Back in January 2018, I wrote a post announcing the production of Private Life, a Netflix movie that purported to take an honest look at how couples can be stressed and consumed by infertility and the resulting quest for a baby. Not the first movie on the subject, for sure, but this one stars actor Paul Giamatti, and he's a personal favorite. (Catch him in Billions on Showtime or Hulu. Enough said.)

Private Life started streaming in October. Its producers have described it as a comedy, but other than a few laughs or eyebrow raises, the story progressed slowly, and was more melancholy than funny. Perhaps that was the intent.

Giamatti is Paul, a 47-year-old theater owner and a husband with a testicular problem.. Kathryn Hahn plays his writer wife, Rachel, They live in New York City's East Village, and that hoary Woody Allen-like set-up was wearying to me from the start.

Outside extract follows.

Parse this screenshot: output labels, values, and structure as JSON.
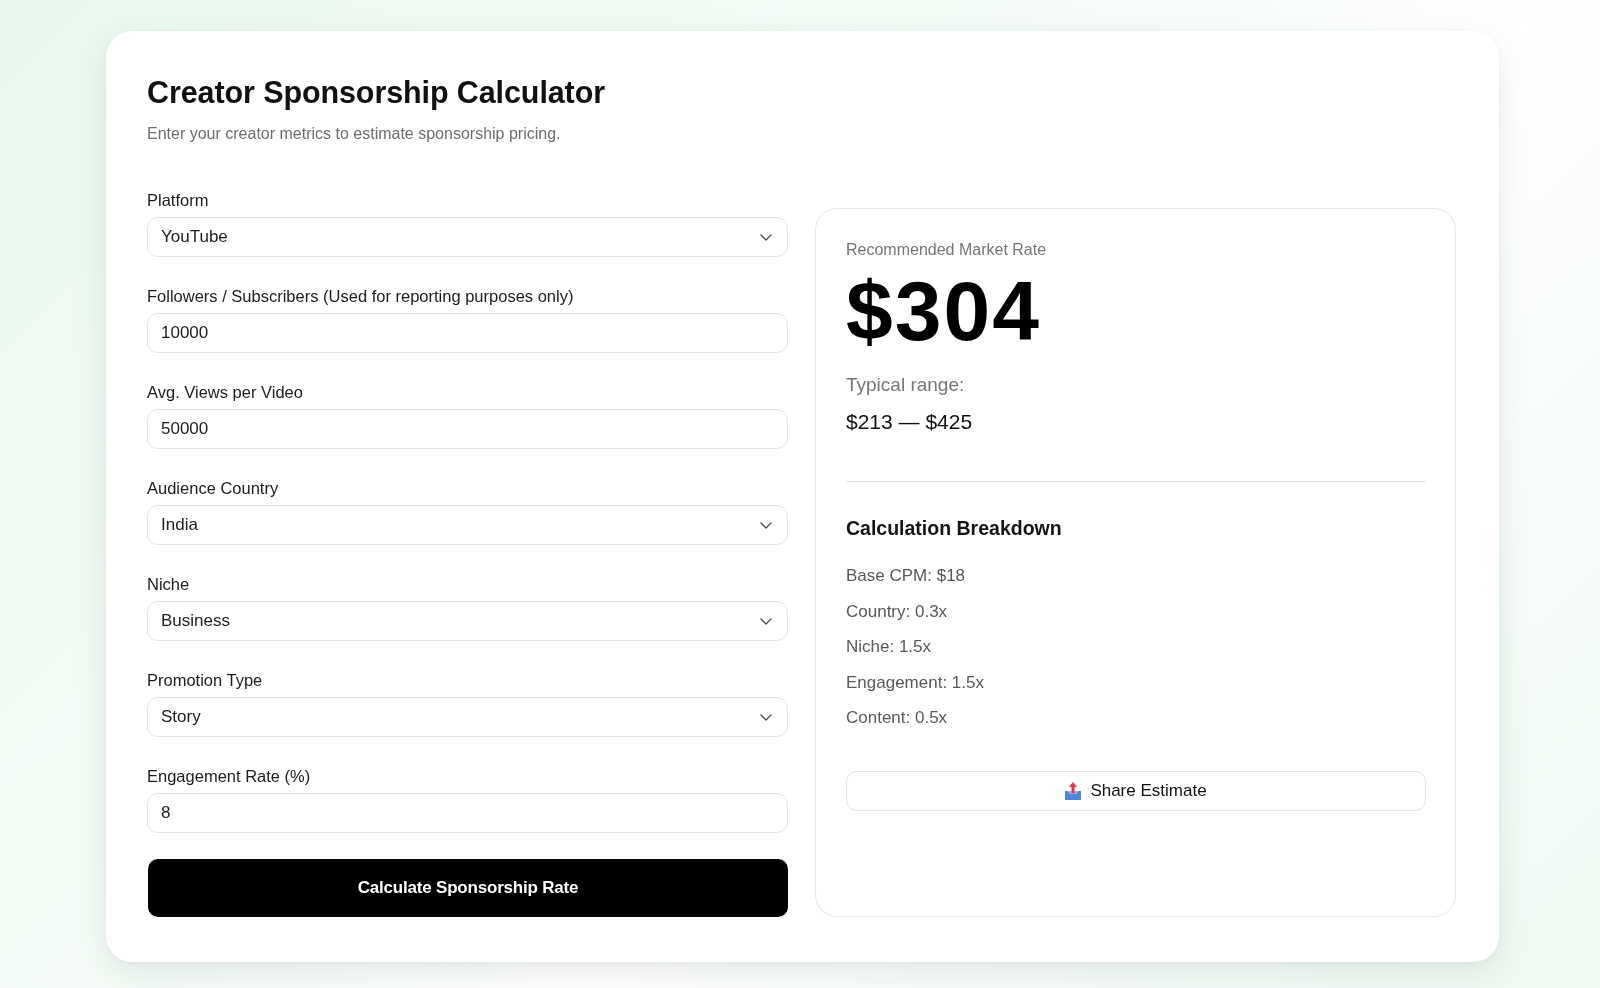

What this movie does well is present the real-life agonies of adults who have experienced failed adoption, failed IVF, or failed surrogacy and keep on trying to conceive a child of their own. Paul and Rachel suffer through all of these situations and more. Hormone shots, insensitive physicians and nurses, painful tests and the hours lost in the same waiting rooms again and again and always, neighbors and friends announcing pregnancies or their baby's latest accomplishments.

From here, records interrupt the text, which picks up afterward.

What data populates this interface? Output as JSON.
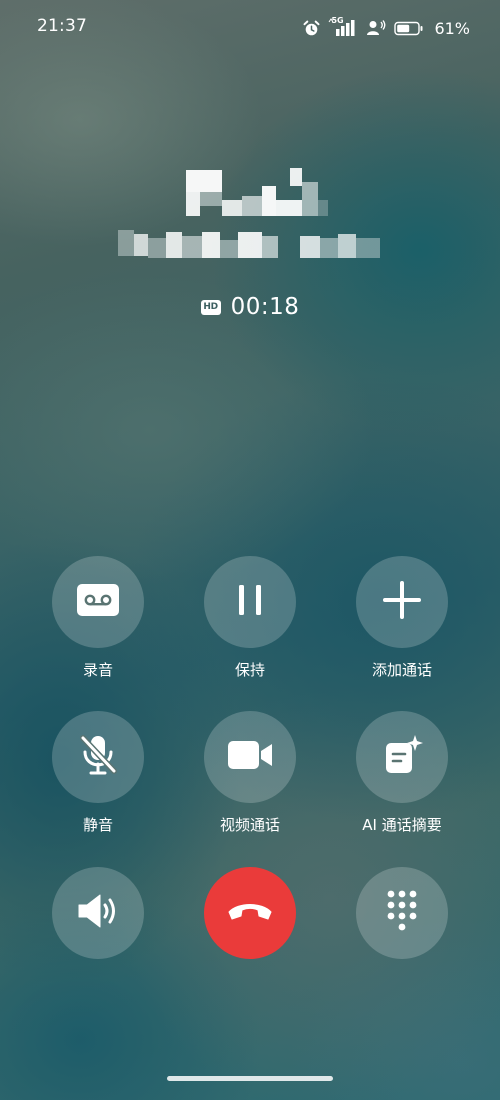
{
  "status_bar": {
    "time": "21:37",
    "network": "5G",
    "battery_percent": "61%",
    "battery_level": 0.61,
    "icons": [
      "alarm-icon",
      "signal-5g-icon",
      "hd-voice-icon",
      "battery-icon"
    ]
  },
  "call": {
    "hd_label": "HD",
    "duration": "00:18"
  },
  "controls": {
    "record": {
      "label": "录音",
      "icon": "voicemail-icon"
    },
    "hold": {
      "label": "保持",
      "icon": "pause-icon"
    },
    "add_call": {
      "label": "添加通话",
      "icon": "plus-icon"
    },
    "mute": {
      "label": "静音",
      "icon": "mic-off-icon"
    },
    "video_call": {
      "label": "视频通话",
      "icon": "video-camera-icon"
    },
    "ai_summary": {
      "label": "AI 通话摘要",
      "icon": "ai-note-icon"
    },
    "speaker": {
      "icon": "speaker-icon"
    },
    "end_call": {
      "icon": "hang-up-icon",
      "color": "#ea3b3a"
    },
    "keypad": {
      "icon": "dialpad-icon"
    }
  }
}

Critical reviews have been good, including this from The New York Times: "The comedy, like the pathos, comes from recognition, and not in a narrowly sociological sense. These are just people, after all."

Women who are childfree by choice will probably avoid watching Private Life, but they shouldn't. Neither should Moms who found it easy to conceive or quick solutions to their infertility. This movie, much like our NotMom Summits, forces viewers/participants to view their opposite sisters' lives with compassion, not sneering incomprehension. As a childless-by-chance NotMom, I learned a great deal about what is required when a woman refuses to accept her childlessness.

With acceptance or without, it's a tough ride. As I wrote in January, I just can't wrap my head around a "comedy" about infertility, a condition that is ultimately rarely private.